Home Sheep Home 2: A Little Epic

Friday, December 9th, 2011

Help Shaun, Shirley and Timmy find their way home in this super-cute BAFTA-nominated physics puzzle platformer.

Play the London episode on the web, free

Play the Underground episode on the web, free

Visit the official site to buy the game for your PC or iPhone/iPad

After the success of the original Home Sheep Home, Aardman asked me to work on a sequel with the ultra-talented artist/animator, Robin Davey (who did all the art/animation for the first game too). The original game was a pure Flash web game, hastily built just to raise brand awareness for the Shaun the Sheep show. The new game was to be a multi-platform paid download game, as well as a free-to-play web game. We had our work cut out for us!

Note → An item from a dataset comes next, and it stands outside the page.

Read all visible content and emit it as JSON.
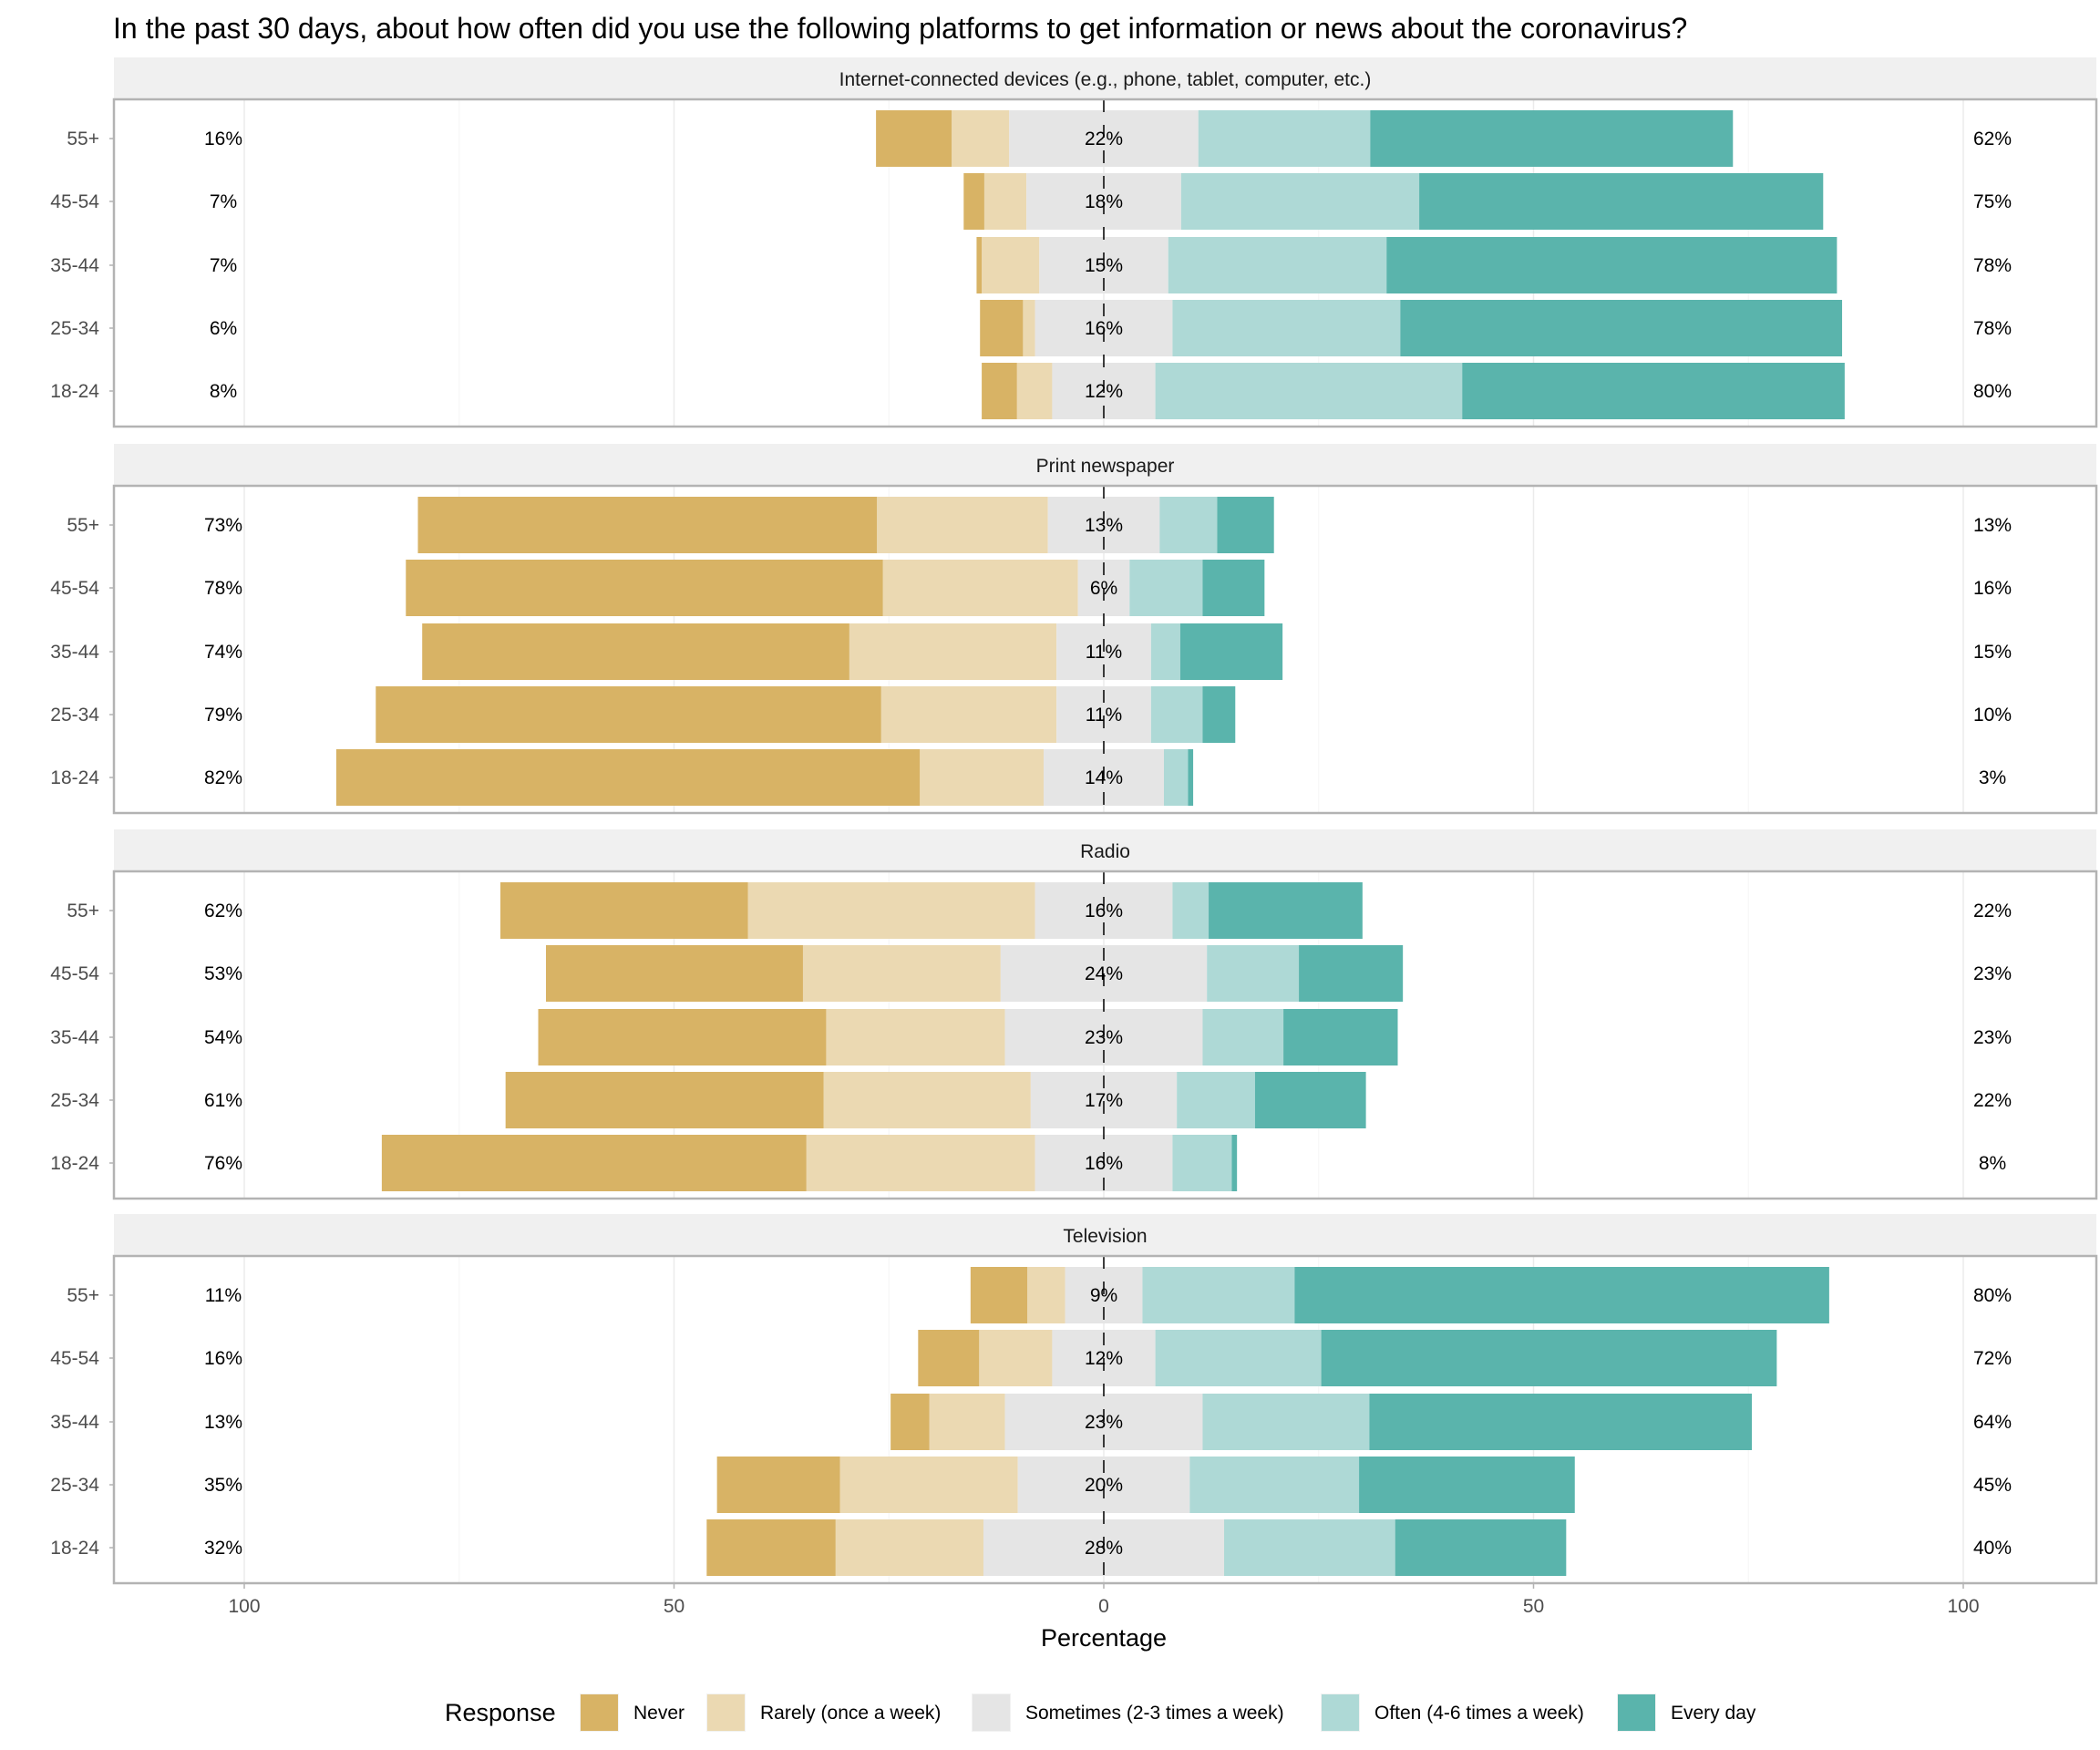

So, what could both work as a free web game, and as a paid download? Why would anyone pay to play something they can play for free? Well, we came up with a few reasons:

  • Super high resolution graphics, running super-smooth in full screen
  • Lots more content – more episodes, bonus levels, more to collect
  • Developer’s commentary
  • Exclusive fun/silly cheat modes
  • Runs on your iPhone/iPad

Robin and I scratched our heads, scribbled lots of notes, drank lots of tea and ate lots of biscuits until we had a rough plan of the game. Then came months of hard work building it all. Top-designer Gavin Strange worked on the lovely interface screens. Tech genius Richard Davey orchestrated a textbook perfect technology-intercept with AIR3 for the desktop version, and lots of other people at Aardman were involved (check the in-game credits for the full list).

Alongside our own development we also worked closely with the amazing Mobile Pie to help them create the iOS version of the game. Mobile Pie’s star developer Matt Arahna and the rest of the team did a truly spectacular job of bringing the experience to the iPhone and iPad. They slaved for months ensuring the mobile version played just like the desktop and web versions, including every frame of the rich animation, beautiful layered backgrounds, physics, controls and more.

It’s been a long journey, and one of the most complicated projects I’ve ever been involved with! The multi-platform end product was well worth all the hard work though, and although the game has only been out for a couple of days as I write, it has already had hundreds of thousands of plays. Initial feedback from players seems very positive too! That’s the bit that really matters in the end – bringing a beautiful and fun experience to people who love games.